A BSS news item carried in daily sun on
28 December 2011 informs that the government is to add a specially trained
police battalion to provide security to the president, the prime minister and
other VIPs alongside the existing forces. The officials familiar with the
process were quoted as saying: “The proposed team will be called Security and
Protection Battalion to provide security to the VVIPs, visiting VVIPs and other
important persons.”
Another news item in daily Prothom Alo
on 31 December exclaimed at the number of legal weapons that have been
deposited to the authorities in Comilla prior to the holding of the mayoral
polls there.
If we analyze the above two news
items, there are reasons to worry as far as the existing security situation is
concerned. Providing extra security means that there’s a need for it. Holders
of the top posts in the country must have felt the level of insecurity for them
has increased. Thus, the arrangement for additional forces for them. And for
the increasing number of legal firearms also that the people, who can afford,
now want to possess weapons more than they wanted in the past. The level of
insecurity for them has also risen.
Having said that, it must be said
that providing additional security to the VIPs is quite easy. We just need a
decision to implement that. Purchasing more firearms by more people is also
easy, as these people can afford to buy them. What isn’t easy is to provide
security for the people at large. If we scrutinize the extent of [physical]
insecurity of the common people, the situation isn’t at all satisfactory.
Let’s have a look at, say, about
only three major physical threats of the common people. If we just look
at proliferation of illegal weapons, unlawful sale of chemical substances and
the state of the traffic system, we actually don’t anything else for death
rates across the country.
Proliferation of illegal firearms
isn’t at all new here. Illegal weapons have been in use for the last 40 years.
Sometimes, this country has been used as the corridor to smuggle weapons by the
illegal arms traders and sometimes, Bangladesh has been the target market.
Countless lives were brutally ended and thousands have been crippled due to the
presence of illegal weapons. But containing this proliferation was only limited
in running few raids.
The use of illegal firearms is now
regarded as an act of terrorism. We now have a counter-terrorism strategy and
anti-terrorism act in place. If we confine our job in mere occasional raids,
then our approach is grossly misled. The use of guns shows the entry points
smuggling are utterly unguarded. We’re not running “special drives” against the
sources. If we can’t do it, what’s the use of having an anti-terror strategy?
Again, a recent incident of throwing
four hand bombs in Dhaka’s Matijheel area and seizing three truck-loads of
explosive substances indicate the easy access of the people to these materials.
These bombs have been being used in Bangladesh for a long time now. These are
very easy to manufacture if you just know where to find the chemical
substances. A class-eight boy, having access to these chemicals, can assemble a
bomb. And that’s exactly what is happening in the country.

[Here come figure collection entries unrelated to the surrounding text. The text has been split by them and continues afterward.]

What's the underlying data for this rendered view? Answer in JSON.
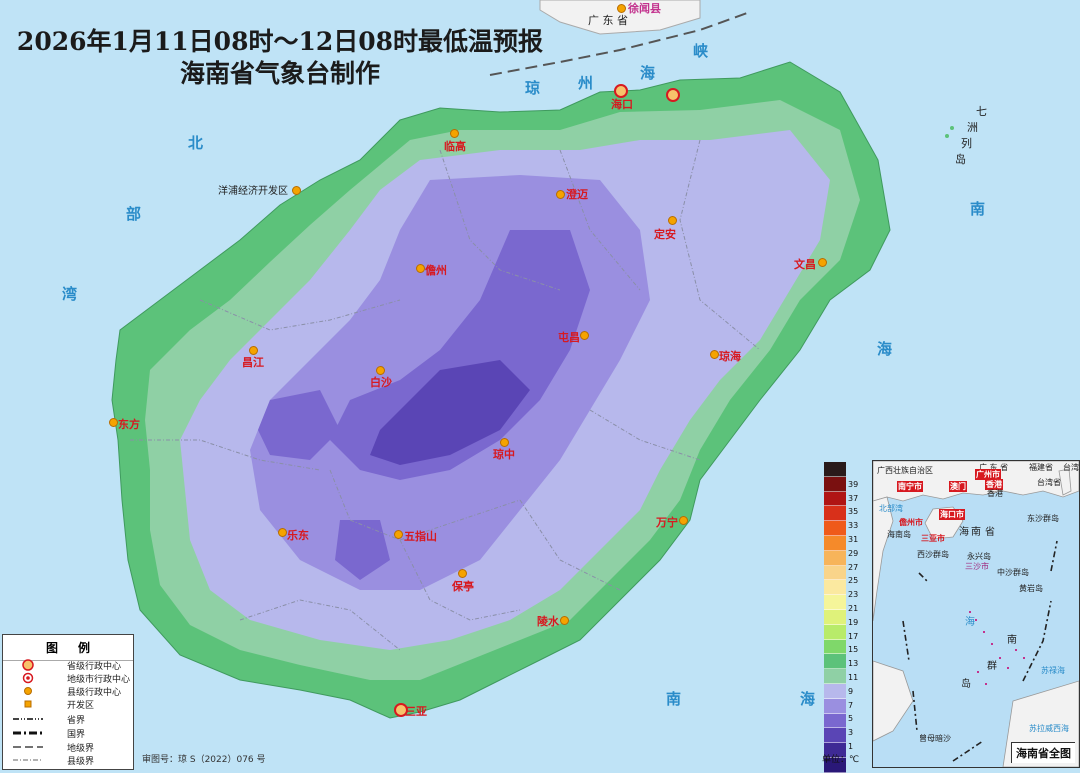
{
  "title": {
    "line1": "2026年1月11日08时～12日08时最低温预报",
    "line2": "海南省气象台制作"
  },
  "top_label": "广 东 省",
  "top_county": "徐闻县",
  "cities": {
    "haikou": "海口",
    "lingao": "临高",
    "yangpu": "洋浦经济开发区",
    "chengmai": "澄迈",
    "dingan": "定安",
    "wenchang": "文昌",
    "danzhou": "儋州",
    "tunchang": "屯昌",
    "qionghai": "琼海",
    "changjiang": "昌江",
    "baisha": "白沙",
    "dongfang": "东方",
    "qiongzhong": "琼中",
    "ledong": "乐东",
    "wuzhishan": "五指山",
    "wanning": "万宁",
    "baoting": "保亭",
    "lingshui": "陵水",
    "sanya": "三亚"
  },
  "seas": {
    "bei": "北",
    "bu": "部",
    "wan": "湾",
    "qiong": "琼",
    "zhou": "州",
    "hai_strait": "海",
    "xia": "峡",
    "nan_e": "南",
    "hai_e": "海",
    "nan_s": "南",
    "hai_s": "海",
    "qizhou": [
      "七",
      "洲",
      "列",
      "岛"
    ]
  },
  "legend": {
    "header": "图例",
    "items": [
      "省级行政中心",
      "地级市行政中心",
      "县级行政中心",
      "开发区",
      "省界",
      "国界",
      "地级界",
      "县级界"
    ]
  },
  "review_number": "审图号：琼 S（2022）076 号",
  "colorbar": {
    "labels": [
      "39",
      "37",
      "35",
      "33",
      "31",
      "29",
      "27",
      "25",
      "23",
      "21",
      "19",
      "17",
      "15",
      "13",
      "11",
      "9",
      "7",
      "5",
      "3",
      "1"
    ],
    "colors": [
      "#2a1a1a",
      "#7a1010",
      "#b01414",
      "#d8301a",
      "#ef5a1a",
      "#f58a2a",
      "#f7b45a",
      "#f9d48a",
      "#fbe9a0",
      "#f5f59a",
      "#dff27a",
      "#b8eb6a",
      "#7fd86a",
      "#5cc27a",
      "#8fd0a5",
      "#b7b8ec",
      "#9a8fe0",
      "#7a68cf",
      "#5a45b5",
      "#3e2a95",
      "#2a1878"
    ],
    "unit": "单位：℃"
  },
  "inset": {
    "title": "海南省全图",
    "labels": {
      "guangxi": "广西壮族自治区",
      "guangdong": "广 东 省",
      "fujian": "福建省",
      "taiwan": "台湾",
      "taiwan_province": "台湾省",
      "nanning": "南宁市",
      "guangzhou": "广州市",
      "macau": "澳门",
      "hongkong": "香港",
      "hongkong2": "香港",
      "beibu": "北部湾",
      "haikou_city": "海口市",
      "danzhou_city": "儋州市",
      "sanya_city": "三亚市",
      "hainan_island": "海南岛",
      "nan": "南",
      "hai": "海",
      "sheng": "省",
      "dongsha": "东沙群岛",
      "xisha": "西沙群岛",
      "yongxing": "永兴岛",
      "sansha": "三沙市",
      "zhongsha": "中沙群岛",
      "huangyan": "黄岩岛",
      "hai2": "海",
      "nan2": "南",
      "qun": "群",
      "dao": "岛",
      "sulu": "苏禄海",
      "zengmu": "曾母暗沙",
      "sulawesi": "苏拉威西海"
    }
  },
  "colors": {
    "ocean": "#bfe3f6",
    "coast_green": "#5cc27a",
    "interior_light": "#b7b8ec",
    "interior_mid": "#9a8fe0",
    "interior_deep": "#6a52c2"
  }
}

Explosives substances are too easy
to find. There have been many discussions and directions for containing this
availability of these materials, but the situation hasn’t improved. The
authorities responsible have miserably failed monitor the illegal sale of these
items. This failure has led to this situation: bombs are being thrown during
the political strikes, mugging incidences as well as in settling personal
vendettas. We’ve witnessed incidences like 21 August [2004] grenade attack and
the countrywide serial bomb attacks [on 17 August 2005], but haven’t learnt our
lesson from them. If the ministry concerned doesn’t have enough manpower to do
this monitoring, it should let someone else to shoulder the job. But the job
has to be done, otherwise people would continue to die!
When we talk about death, there’s a
completely different form of threat that is killing thousands of Bangladeshis
every year: traffic accidents! It may sound funny, but this country has the
biggest number of “collateral damage without any war”. The number of deaths due
to traffic catastrophes [which also includes ferry capsizes on the rivers] is
much higher than the number of casualties in any recent wars across the world.
Humans are dying on the roads and we can’t do anything about it.
The responsibility to reduce these
casualties doesn’t only rest on the state; this is everybody’s responsibility:
the government, the experts, the drivers, the law enforcers and lastly the
people themselves need to shoulder their respective duties. However, the issue
of road mishaps is turning out to be only a subject of talk shows on TV
channels and newspaper editorial pages. We’re talking more that we’re doing the
real work to prevent them. When there’s an incident, we talk about it and give
orders to take measures. A day after that, it’s always as it has been.
Well, if we combine the above three physical
insecurities prevailing in the country, the picture would be appalling to
anybody with a sane state of mind. And if we want to be successful in providing
security to the people, either we need to consider each and every citizen of
this country as a VIP, or we should all be given legal firearms licences.